Intermittent fasting also known as Intermittent energy restriction is an eating pattern where you strive to maintain a balance between eating and fasting. Intermittent fasting does not indicate anything about which foods to not eat, but rather when you should eat your food.
Fasting is an age-old tradition that is carried out by various cultures all over the world. Earlier during 1915 intermittent fast was used as a tool to treat obesity among people. In the 1960s an enthusiastic report was published by various experts who had a keen interest in the medical community. This enthusiastic report spread awareness among the people about the use of intermittent fasting without medical monitoring. Intermittent fasting or short-term starvation periods ranged from 1-14 days in these early studies. A modern type of intermittent fasting emerged in the United Kingdom in 2012 and since then it’s spreading across various parts of the world.
Intermittent Fasting is prominent and has a scientific logic behind it. The food that we eat is broken down by enzymes in our digestive system and ultimately it ends up as molecules in our bloodstream. Carbohydrates, particularly sugars and refined grains, are swiftly broken down into sugar, which our cells use up for producing energy. If our cells don’t use it to produce energy, it is stored in our fat cells.

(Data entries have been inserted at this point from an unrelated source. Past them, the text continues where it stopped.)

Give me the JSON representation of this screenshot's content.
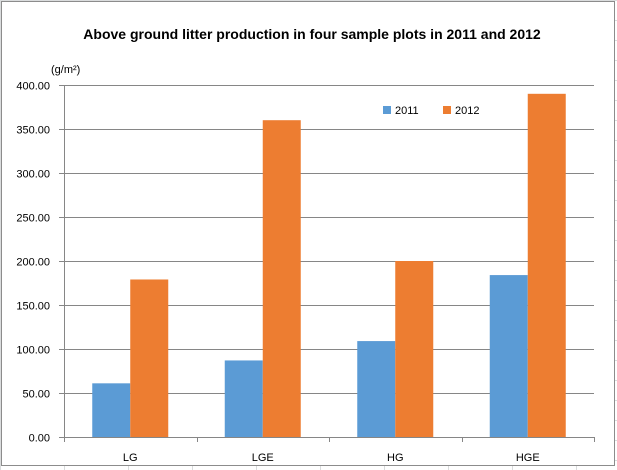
{
  "chart_data": {
    "type": "bar",
    "title": "Above ground litter production in four sample plots in 2011 and 2012",
    "ylabel": "(g/m²)",
    "xlabel": "",
    "categories": [
      "LG",
      "LGE",
      "HG",
      "HGE"
    ],
    "ylim": [
      0,
      400
    ],
    "yticks": [
      "0.00",
      "50.00",
      "100.00",
      "150.00",
      "200.00",
      "250.00",
      "300.00",
      "350.00",
      "400.00"
    ],
    "grid": true,
    "legend_position": "top-right",
    "series": [
      {
        "name": "2011",
        "color": "#5b9bd5",
        "values": [
          61,
          87,
          109,
          184
        ]
      },
      {
        "name": "2012",
        "color": "#ed7d31",
        "values": [
          179,
          360,
          200,
          390
        ]
      }
    ]
  }
}
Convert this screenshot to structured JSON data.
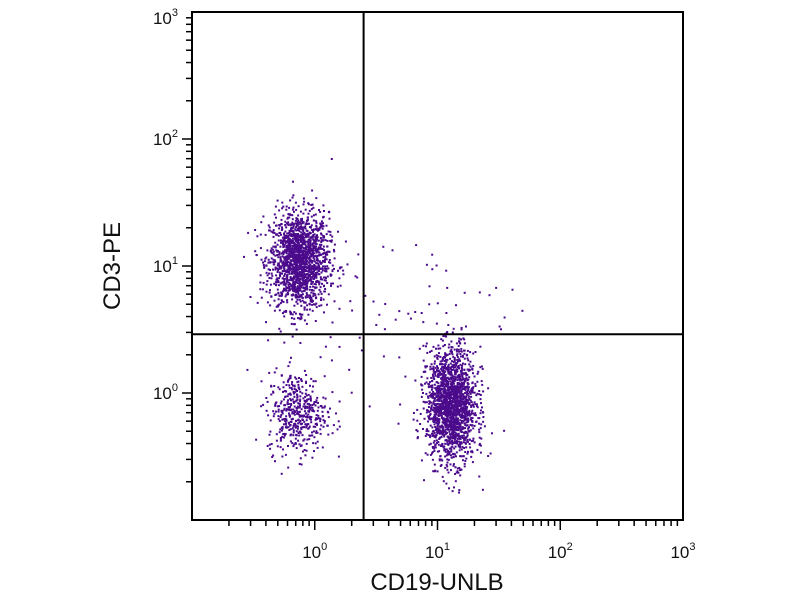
{
  "chart_data": {
    "type": "scatter",
    "title": "",
    "xlabel": "CD19-UNLB",
    "ylabel": "CD3-PE",
    "x_scale": "log",
    "y_scale": "log",
    "xlim": [
      0.1,
      1000
    ],
    "ylim": [
      0.1,
      1000
    ],
    "x_ticks": [
      {
        "value": 1,
        "base": "10",
        "exp": "0"
      },
      {
        "value": 10,
        "base": "10",
        "exp": "1"
      },
      {
        "value": 100,
        "base": "10",
        "exp": "2"
      },
      {
        "value": 1000,
        "base": "10",
        "exp": "3"
      }
    ],
    "y_ticks": [
      {
        "value": 1,
        "base": "10",
        "exp": "0"
      },
      {
        "value": 10,
        "base": "10",
        "exp": "1"
      },
      {
        "value": 100,
        "base": "10",
        "exp": "2"
      },
      {
        "value": 1000,
        "base": "10",
        "exp": "3"
      }
    ],
    "gates": {
      "x": 2.5,
      "y": 2.9
    },
    "grid": false,
    "legend": "none",
    "point_color": "#4b0a8c",
    "series": [
      {
        "populations": [
          {
            "cx": 0.75,
            "cy": 11,
            "sx": 0.12,
            "sy": 0.19,
            "n": 1700
          },
          {
            "cx": 0.72,
            "cy": 0.7,
            "sx": 0.12,
            "sy": 0.16,
            "n": 450
          },
          {
            "cx": 13,
            "cy": 0.8,
            "sx": 0.1,
            "sy": 0.22,
            "n": 1800
          },
          {
            "cx": 5,
            "cy": 3,
            "sx": 0.45,
            "sy": 0.45,
            "n": 90
          }
        ]
      }
    ]
  }
}
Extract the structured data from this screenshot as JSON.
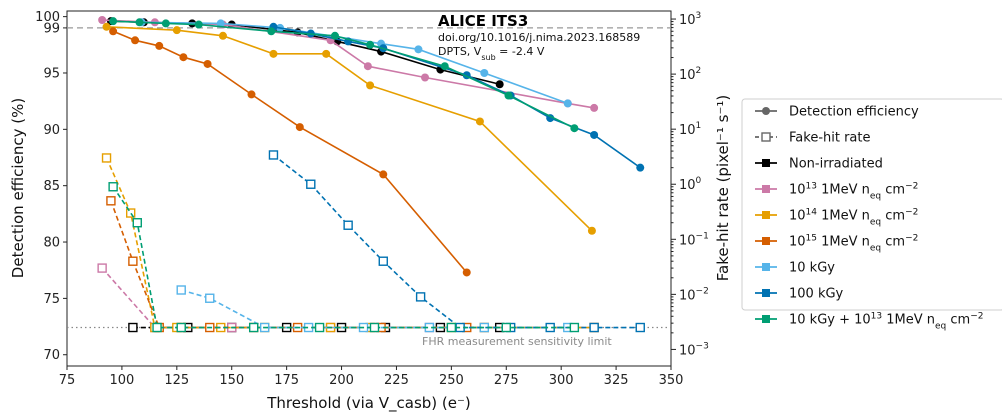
{
  "chart_data": {
    "type": "line",
    "xlabel": "Threshold (via V_casb) (e⁻)",
    "ylabel_left": "Detection efficiency (%)",
    "ylabel_right": "Fake-hit rate (pixel⁻¹ s⁻¹)",
    "xlim": [
      75,
      350
    ],
    "ylim_left": [
      69,
      100.5
    ],
    "ylim_right_log": [
      0.0005,
      1400
    ],
    "x_ticks": [
      75,
      100,
      125,
      150,
      175,
      200,
      225,
      250,
      275,
      300,
      325,
      350
    ],
    "y_left_ticks": [
      70,
      75,
      80,
      85,
      90,
      95,
      99,
      100
    ],
    "y_right_ticks": [
      {
        "value": 0.001,
        "base": "10",
        "exp": "−3"
      },
      {
        "value": 0.01,
        "base": "10",
        "exp": "−2"
      },
      {
        "value": 0.1,
        "base": "10",
        "exp": "−1"
      },
      {
        "value": 1,
        "base": "10",
        "exp": "0"
      },
      {
        "value": 10,
        "base": "10",
        "exp": "1"
      },
      {
        "value": 100,
        "base": "10",
        "exp": "2"
      },
      {
        "value": 1000,
        "base": "10",
        "exp": "3"
      }
    ],
    "reference_lines": [
      {
        "axis": "left",
        "value": 99,
        "style": "dashed",
        "color": "#999999"
      },
      {
        "axis": "right",
        "value": 0.0025,
        "style": "dotted",
        "color": "#888888",
        "label": "FHR measurement sensitivity limit"
      }
    ],
    "annotation": {
      "title": "ALICE ITS3",
      "doi": "doi.org/10.1016/j.nima.2023.168589",
      "condition_prefix": "DPTS, V",
      "condition_sub": "sub",
      "condition_suffix": " = -2.4 V"
    },
    "legend": {
      "placement": "right",
      "style_items": [
        {
          "label": "Detection efficiency",
          "style": "efficiency"
        },
        {
          "label": "Fake-hit rate",
          "style": "fhr"
        }
      ],
      "series_items": [
        {
          "key": "nonirr",
          "parts": [
            [
              "Non-irradiated",
              "normal"
            ]
          ]
        },
        {
          "key": "e13",
          "parts": [
            [
              "10",
              "normal"
            ],
            [
              "13",
              "sup"
            ],
            [
              " 1MeV n",
              "normal"
            ],
            [
              "eq",
              "sub"
            ],
            [
              " cm",
              "normal"
            ],
            [
              "−2",
              "sup"
            ]
          ]
        },
        {
          "key": "e14",
          "parts": [
            [
              "10",
              "normal"
            ],
            [
              "14",
              "sup"
            ],
            [
              " 1MeV n",
              "normal"
            ],
            [
              "eq",
              "sub"
            ],
            [
              " cm",
              "normal"
            ],
            [
              "−2",
              "sup"
            ]
          ]
        },
        {
          "key": "e15",
          "parts": [
            [
              "10",
              "normal"
            ],
            [
              "15",
              "sup"
            ],
            [
              " 1MeV n",
              "normal"
            ],
            [
              "eq",
              "sub"
            ],
            [
              " cm",
              "normal"
            ],
            [
              "−2",
              "sup"
            ]
          ]
        },
        {
          "key": "k10",
          "parts": [
            [
              "10 kGy",
              "normal"
            ]
          ]
        },
        {
          "key": "k100",
          "parts": [
            [
              "100 kGy",
              "normal"
            ]
          ]
        },
        {
          "key": "mix",
          "parts": [
            [
              "10 kGy + 10",
              "normal"
            ],
            [
              "13",
              "sup"
            ],
            [
              " 1MeV n",
              "normal"
            ],
            [
              "eq",
              "sub"
            ],
            [
              " cm",
              "normal"
            ],
            [
              "−2",
              "sup"
            ]
          ]
        }
      ]
    },
    "series": [
      {
        "key": "nonirr",
        "color": "#000000",
        "efficiency": {
          "x": [
            95,
            110,
            132,
            150,
            180,
            198,
            218,
            245,
            272
          ],
          "y": [
            99.6,
            99.5,
            99.4,
            99.3,
            98.6,
            97.8,
            96.9,
            95.3,
            94.0
          ]
        },
        "fhr": {
          "x": [
            105,
            130,
            150,
            175,
            200,
            220,
            245,
            272
          ],
          "y": [
            0.0025,
            0.0025,
            0.0025,
            0.0025,
            0.0025,
            0.0025,
            0.0025,
            0.0025
          ]
        }
      },
      {
        "key": "e13",
        "color": "#cc79a7",
        "efficiency": {
          "x": [
            91,
            115,
            146,
            195,
            212,
            238,
            303,
            315
          ],
          "y": [
            99.7,
            99.5,
            99.3,
            97.9,
            95.6,
            94.6,
            92.3,
            91.9
          ]
        },
        "fhr": {
          "x": [
            91,
            115,
            150,
            195,
            215,
            240,
            265,
            315
          ],
          "y": [
            0.03,
            0.0025,
            0.0025,
            0.0025,
            0.0025,
            0.0025,
            0.0025,
            0.0025
          ]
        }
      },
      {
        "key": "e14",
        "color": "#e69f00",
        "efficiency": {
          "x": [
            93,
            125,
            146,
            169,
            193,
            213,
            263,
            314
          ],
          "y": [
            99.1,
            98.8,
            98.3,
            96.7,
            96.7,
            93.9,
            90.7,
            81.0
          ]
        },
        "fhr": {
          "x": [
            93,
            104,
            115,
            125,
            145,
            165,
            195,
            213,
            250,
            265,
            315
          ],
          "y": [
            3.0,
            0.3,
            0.0025,
            0.0025,
            0.0025,
            0.0025,
            0.0025,
            0.0025,
            0.0025,
            0.0025,
            0.0025
          ]
        }
      },
      {
        "key": "e15",
        "color": "#d55e00",
        "efficiency": {
          "x": [
            96,
            106,
            117,
            128,
            139,
            159,
            181,
            219,
            257
          ],
          "y": [
            98.7,
            97.9,
            97.4,
            96.4,
            95.8,
            93.1,
            90.2,
            86.0,
            77.3
          ]
        },
        "fhr": {
          "x": [
            95,
            105,
            117,
            127,
            140,
            160,
            180,
            218,
            257
          ],
          "y": [
            0.5,
            0.04,
            0.0025,
            0.0025,
            0.0025,
            0.0025,
            0.0025,
            0.0025,
            0.0025
          ]
        }
      },
      {
        "key": "k10",
        "color": "#56b4e9",
        "efficiency": {
          "x": [
            109,
            145,
            172,
            218,
            235,
            265,
            303
          ],
          "y": [
            99.5,
            99.4,
            99.0,
            97.6,
            97.1,
            95.0,
            92.3
          ]
        },
        "fhr": {
          "x": [
            127,
            140,
            165,
            185,
            210,
            240,
            265,
            303
          ],
          "y": [
            0.012,
            0.0085,
            0.0025,
            0.0025,
            0.0025,
            0.0025,
            0.0025,
            0.0025
          ]
        }
      },
      {
        "key": "k100",
        "color": "#0072b2",
        "efficiency": {
          "x": [
            169,
            186,
            203,
            219,
            257,
            277,
            295,
            315,
            336
          ],
          "y": [
            99.1,
            98.5,
            97.8,
            97.2,
            94.8,
            93.0,
            91.0,
            89.5,
            86.6
          ]
        },
        "fhr": {
          "x": [
            169,
            186,
            203,
            219,
            236,
            254,
            277,
            295,
            315,
            336
          ],
          "y": [
            3.4,
            1.0,
            0.18,
            0.04,
            0.009,
            0.0025,
            0.0025,
            0.0025,
            0.0025,
            0.0025
          ]
        }
      },
      {
        "key": "mix",
        "color": "#009e73",
        "efficiency": {
          "x": [
            96,
            108,
            120,
            135,
            168,
            197,
            213,
            247,
            276,
            306
          ],
          "y": [
            99.6,
            99.5,
            99.4,
            99.3,
            98.7,
            98.3,
            97.5,
            95.6,
            93.0,
            90.1
          ]
        },
        "fhr": {
          "x": [
            96,
            107,
            116,
            127,
            160,
            190,
            215,
            250,
            275,
            306
          ],
          "y": [
            0.9,
            0.2,
            0.0025,
            0.0025,
            0.0025,
            0.0025,
            0.0025,
            0.0025,
            0.0025,
            0.0025
          ]
        }
      }
    ]
  }
}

But sugar can enter our cells with insulin: a hormone that is made in the pancreas. Insulin brings the sugar in the fat cells and stores it there. If we don’t snack in between meals, then our insulin levels go down and our fat cells can then release the stored sugar to produce energy. Individuals lose weight if they allow their insulin levels to the drop down. The logic behind intermittent fasting is to allow the insulin level to drop therefore burning the fat.

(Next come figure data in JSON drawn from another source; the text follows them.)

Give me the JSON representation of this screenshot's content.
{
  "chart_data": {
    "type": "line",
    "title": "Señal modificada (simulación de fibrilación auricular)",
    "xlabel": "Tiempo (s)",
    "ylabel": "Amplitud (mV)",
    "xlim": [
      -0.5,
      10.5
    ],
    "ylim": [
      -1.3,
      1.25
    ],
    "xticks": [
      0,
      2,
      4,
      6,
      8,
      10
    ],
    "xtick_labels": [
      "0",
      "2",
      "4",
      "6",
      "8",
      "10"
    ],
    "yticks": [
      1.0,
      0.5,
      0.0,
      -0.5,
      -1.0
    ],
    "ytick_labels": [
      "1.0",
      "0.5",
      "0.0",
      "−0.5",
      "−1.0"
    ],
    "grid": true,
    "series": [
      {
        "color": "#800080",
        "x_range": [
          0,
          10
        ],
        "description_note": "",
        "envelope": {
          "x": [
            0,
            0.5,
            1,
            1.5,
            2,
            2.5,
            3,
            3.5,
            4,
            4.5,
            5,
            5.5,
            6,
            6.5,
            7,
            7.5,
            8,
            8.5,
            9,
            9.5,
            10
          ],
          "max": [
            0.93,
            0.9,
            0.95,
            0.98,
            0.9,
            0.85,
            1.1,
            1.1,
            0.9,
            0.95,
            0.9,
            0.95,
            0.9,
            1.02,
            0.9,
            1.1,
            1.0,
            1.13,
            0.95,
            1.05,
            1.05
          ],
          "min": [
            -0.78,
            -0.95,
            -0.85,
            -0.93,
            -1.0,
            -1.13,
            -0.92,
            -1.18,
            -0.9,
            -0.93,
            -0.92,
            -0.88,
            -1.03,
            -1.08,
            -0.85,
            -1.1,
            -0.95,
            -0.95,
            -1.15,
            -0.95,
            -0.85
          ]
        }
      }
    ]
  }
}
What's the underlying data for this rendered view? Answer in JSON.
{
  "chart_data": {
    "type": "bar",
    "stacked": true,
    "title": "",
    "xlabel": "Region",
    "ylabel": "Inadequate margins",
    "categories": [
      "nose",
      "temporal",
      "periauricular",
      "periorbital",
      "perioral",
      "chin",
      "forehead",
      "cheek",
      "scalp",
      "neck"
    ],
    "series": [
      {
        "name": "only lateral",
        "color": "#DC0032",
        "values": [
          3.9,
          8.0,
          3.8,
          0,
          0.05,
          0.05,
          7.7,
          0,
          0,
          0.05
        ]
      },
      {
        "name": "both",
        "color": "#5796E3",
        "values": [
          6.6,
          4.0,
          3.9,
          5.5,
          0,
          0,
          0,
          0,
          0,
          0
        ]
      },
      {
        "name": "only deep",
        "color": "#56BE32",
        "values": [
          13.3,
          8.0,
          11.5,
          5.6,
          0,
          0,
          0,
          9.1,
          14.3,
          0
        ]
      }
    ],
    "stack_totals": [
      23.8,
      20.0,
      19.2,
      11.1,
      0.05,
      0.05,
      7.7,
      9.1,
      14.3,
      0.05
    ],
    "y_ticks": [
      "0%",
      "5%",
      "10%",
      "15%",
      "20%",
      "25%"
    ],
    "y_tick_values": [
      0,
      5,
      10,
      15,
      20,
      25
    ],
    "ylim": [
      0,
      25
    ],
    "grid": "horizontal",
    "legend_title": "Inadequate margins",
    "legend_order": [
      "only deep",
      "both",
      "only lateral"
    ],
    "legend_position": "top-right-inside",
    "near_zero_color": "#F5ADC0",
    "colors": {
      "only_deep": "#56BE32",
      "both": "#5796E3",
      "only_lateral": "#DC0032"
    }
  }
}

It is studied that Intermittent fasting has similar effects as the calorie-restricted diet. Intermittent fasting is the practice incorporated by people in the 21st century to reduce the risk of diet-related diseases. A study which was conducted in 2019 proved that Intermittent fasting helps in treating obesity, insulin resistance, dyslipidaemia, hypertension, and inflammation. Some research also indicates that it can help protect against diseases, including heart disease, type 2 diabetes, cancer, Alzheimer’s disease, and may even help you live longer.
Intermittent fasting is an ‘effective life hack’ which makes your life easier, while also improving your health at the same time. The fewer meals you need to plan for, the simpler your life will be. Not having to eat 3-4+ times a day also saves a lot of time. No consumption of food is allowed during the fasting period, but you can drink tea, coffee, water and other non-caloric beverages during the window. Many people have reported that they feel better and tend to have higher levels of energy during fasting.
Intermittent fasting has become very trendy for few years and several different types have emerged. Below are some types of Intermittent fasting:
- The 16/8 method: Fast for 16 hours each day by only eating between noon and 8 pm.
- Eat-Stop-Eat: Once or twice a week, don’t eat anything after dinner one day, until dinner the next day (a 24 hour fast).
- The 5:2 Diet: It involves fasting of more than 24 hours. During the two fasting days of the week, eat only about 500–600 calories.
- Alternate-day fasting: involves alternating between a 24-hour “fast day” when the person eats less than 25% of usual energy needs, followed by a 24-hour non-fasting “feast day” period. It is the strictest form of intermittent fasting because there are more days of fasting per week.
With this, it is concluded that as long as you stick to health foods, restricting your eating window and fasting from time to time can have some very impressive health benefits. It is an effective way to lose fat and improve metabolic health while simplifying your life at the same time.